Chinese researchers create rats from two biological mothers.

With the help of a new method of genetic engineering, scientists in China have caused the birth of healthy babies using it The DNA of two parents in equal gender. Born without defect, fatherless rats developed normally and continued to produce healthy offspring. We were interested in [...]
With the help of a new method of genetic engineering, scientists in China have caused the birth of healthy babies using it The DNA of two parents in equal gender. Born without defect, fatherless rats developed normally and continued to produce healthy offspring.
“We were interested in why mammals can only submit to sexual reproduction”, said Qi Zhou, researcher at the Chinese Academy of Sciences, in a press release. “We tried to find out if normal rats with two female parents, or even two male parents, could be produced using stem cells of space embryos with the removal of genes”.
A genetic mechanism called genomic pressure enables sexual reproduction in mammals but prevents the reproduction of the same gender. By silenced the specific genes, genomic pressure helps genetic material to the eggs and sperm to combine effectively.
But when DNAs from mother and father are not present, the genomic printing mechanism prevents the genetic recombination process, which can cause abnormalities and developmental defects.
Scientists have previously produced offspring from two female mice, erasing printed genomic genes.
However, the generated mice still have damaged traits, and the method itself is very unrealistic and difficult to use”, Jou said.
Jou and his colleagues developed a new technique using stem cells of space embryos, stem cells with half the usual number of chromosomes. Stelloid stem cells represent half the number of printed genome genes.
We found in this study that the ESC was more similar to the primary embryo cells, the eggs' predecessors and sperm cells. The genomic pressure found on the gamma was included”, said researcher Baoyang Hu.

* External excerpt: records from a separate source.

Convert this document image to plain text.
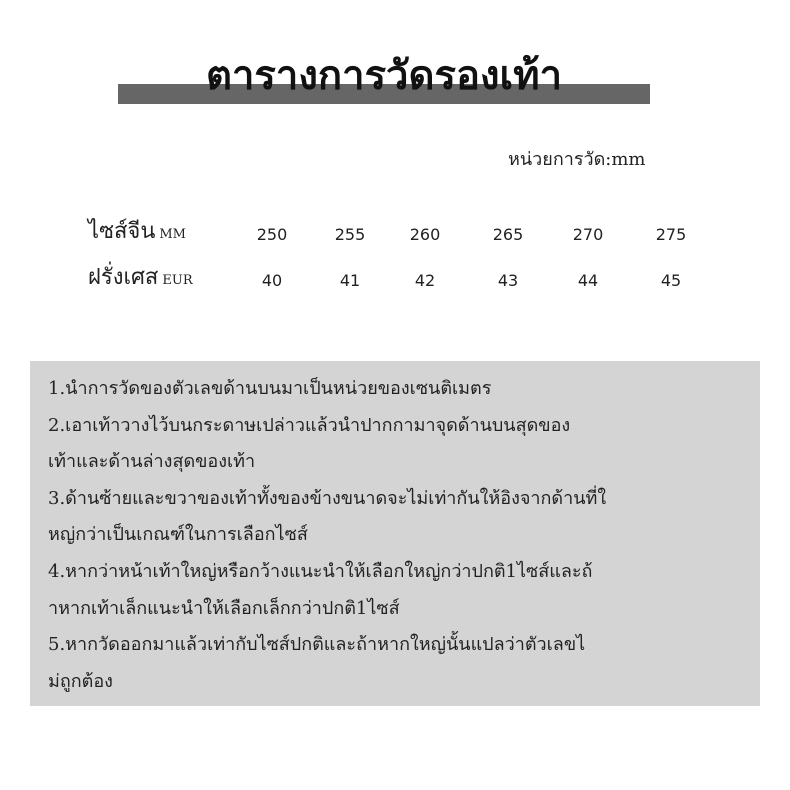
ตารางการวัดรองเท้า
หน่วยการวัด:mm
ไซส์จีน MM	250	255	260	265	270	275
ฝรั่งเศส EUR	40	41	42	43	44	45
1.นำการวัดของตัวเลขด้านบนมาเป็นหน่วยของเซนติเมตร
2.เอาเท้าวางไว้บนกระดาษเปล่าวแล้วนำปากกามาจุดด้านบนสุดของ
เท้าและด้านล่างสุดของเท้า
3.ด้านซ้ายและขวาของเท้าทั้งของข้างขนาดจะไม่เท่ากันให้อิงจากด้านที่ใ
หญ่กว่าเป็นเกณฑ์ในการเลือกไซส์
4.หากว่าหน้าเท้าใหญ่หรือกว้างแนะนำให้เลือกใหญ่กว่าปกติ1ไซส์และถ้
าหากเท้าเล็กแนะนำให้เลือกเล็กกว่าปกติ1ไซส์
5.หากวัดออกมาแล้วเท่ากับไซส์ปกติและถ้าหากใหญ่นั้นแปลว่าตัวเลขไ
ม่ถูกต้อง
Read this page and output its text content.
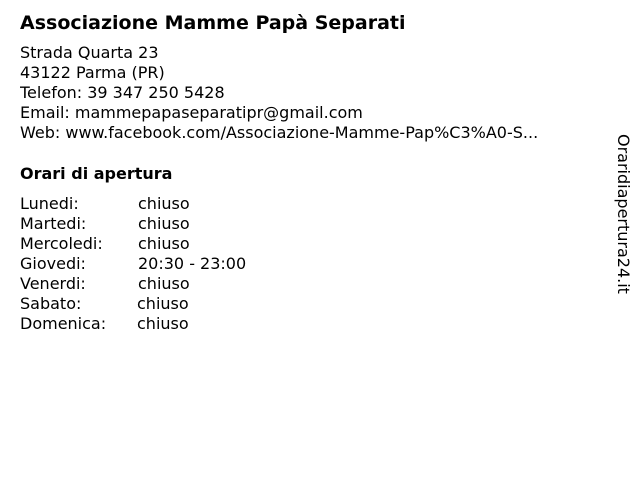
Associazione Mamme Papà Separati
Strada Quarta 23
43122 Parma (PR)
Telefon: 39 347 250 5428
Email: mammepapaseparatipr@gmail.com
Web: www.facebook.com/Associazione-Mamme-Pap%C3%A0-S...
Orari di apertura
Lunedi:	chiuso
Martedi:	chiuso
Mercoledi: chiuso
Giovedi:	20:30 - 23:00
Venerdi:	chiuso
Sabato:	chiuso
Domenica: chiuso
Oraridiapertura24.it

Scientists put modified eSCs into normal mouse eggs, producing embryos, which were implanted into the surrogacy mice. The experiment was successful, but non-efficial 209 embryos produced 29 healthy babies. Efforts to produce two-father mice produced two babies out of 500 embryos but both died within 48 hours.
Researchers describe their experiments Thursday in Cell Cell System magazine.

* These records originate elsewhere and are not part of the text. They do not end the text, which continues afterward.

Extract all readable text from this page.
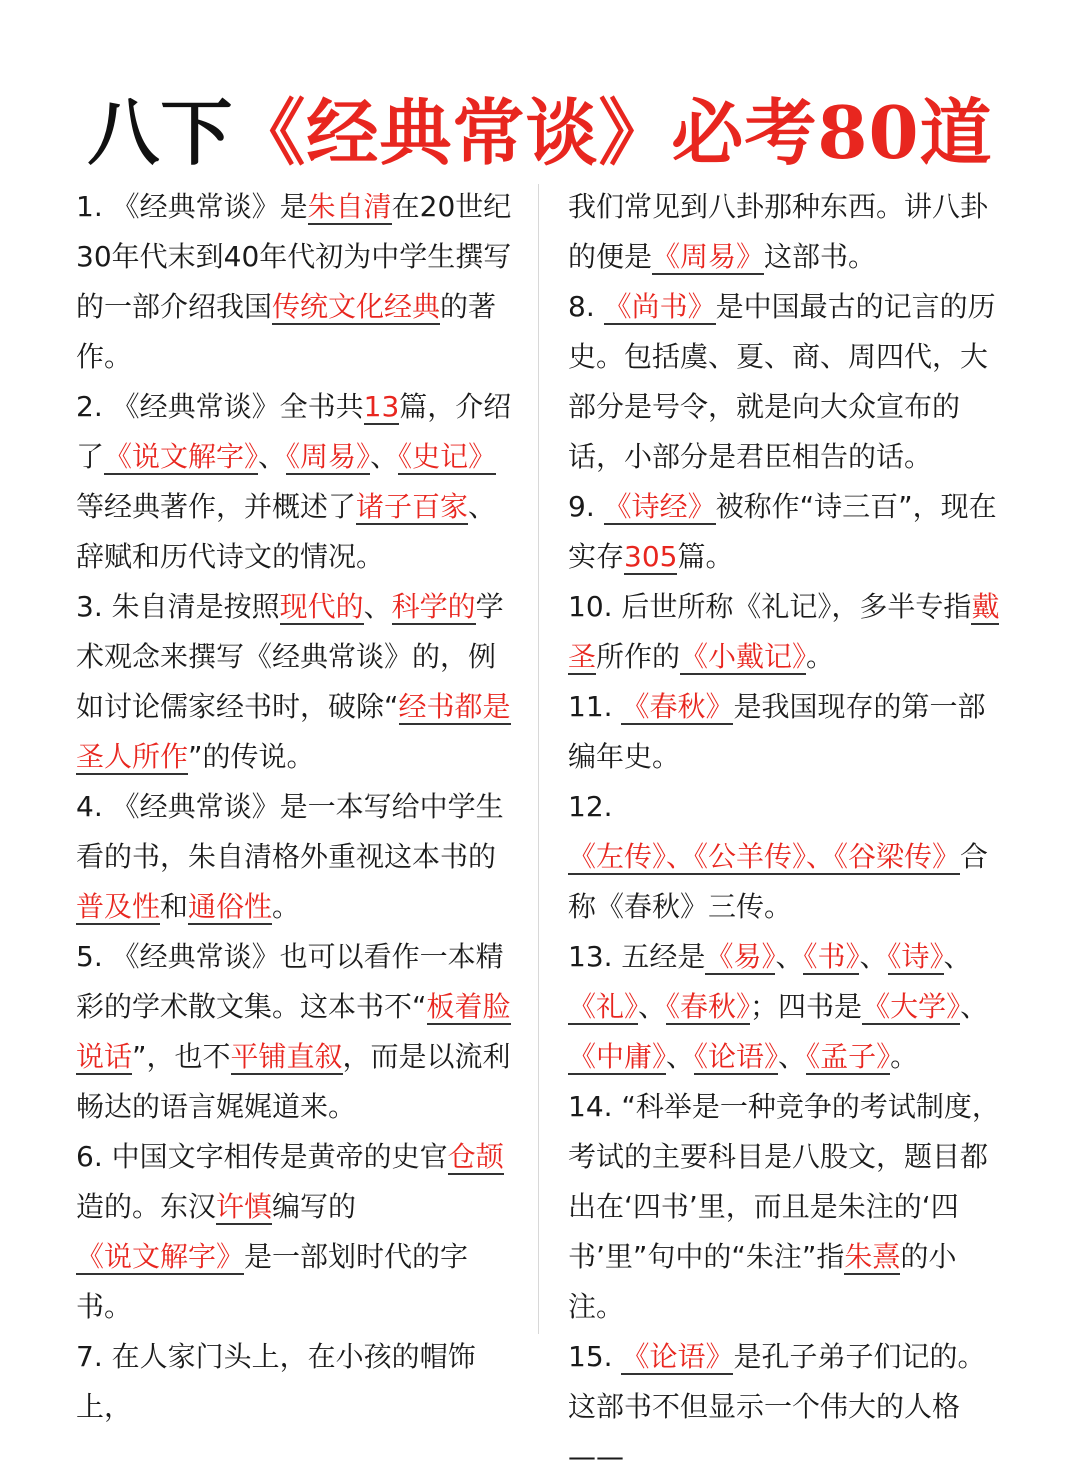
八下《经典常谈》必考80道

1. 《经典常谈》是朱自清在20世纪30年代末到40年代初为中学生撰写的一部介绍我国传统文化经典的著作。

2. 《经典常谈》全书共13篇，介绍了《说文解字》、《周易》、《史记》等经典著作，并概述了诸子百家、辞赋和历代诗文的情况。

3. 朱自清是按照现代的、科学的学术观念来撰写《经典常谈》的，例如讨论儒家经书时，破除“经书都是圣人所作”的传说。

4. 《经典常谈》是一本写给中学生看的书，朱自清格外重视这本书的普及性和通俗性。

5. 《经典常谈》也可以看作一本精彩的学术散文集。这本书不“板着脸说话”，也不平铺直叙，而是以流利畅达的语言娓娓道来。

6. 中国文字相传是黄帝的史官仓颉造的。东汉许慎编写的《说文解字》是一部划时代的字书。

7. 在人家门头上，在小孩的帽饰上，

我们常见到八卦那种东西。讲八卦的便是《周易》这部书。

8. 《尚书》是中国最古的记言的历史。包括虞、夏、商、周四代，大部分是号令，就是向大众宣布的话，小部分是君臣相告的话。

9. 《诗经》被称作“诗三百”，现在实存305篇。

10. 后世所称《礼记》，多半专指戴圣所作的《小戴记》。

11. 《春秋》是我国现存的第一部编年史。

12. 《左传》、《公羊传》、《谷梁传》合称《春秋》三传。

13. 五经是《易》、《书》、《诗》、《礼》、《春秋》；四书是《大学》、《中庸》、《论语》、《孟子》。

14. “科举是一种竞争的考试制度，考试的主要科目是八股文，题目都出在‘四书’里，而且是朱注的‘四书’里”句中的“朱注”指朱熹的小注。

15. 《论语》是孔子弟子们记的。这部书不但显示一个伟大的人格——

This research shows us what is possible,” said researcher Wei Li. “We saw that defects in planteral mice can be eliminated and that bipateral reproduction barriers in mammals can be overcome through printing modifications. We also discovered some of the most important printed regions that hinder the development of mice with parents of the same gender, which are also interesting for the study of genomic printing and cloning of animals”.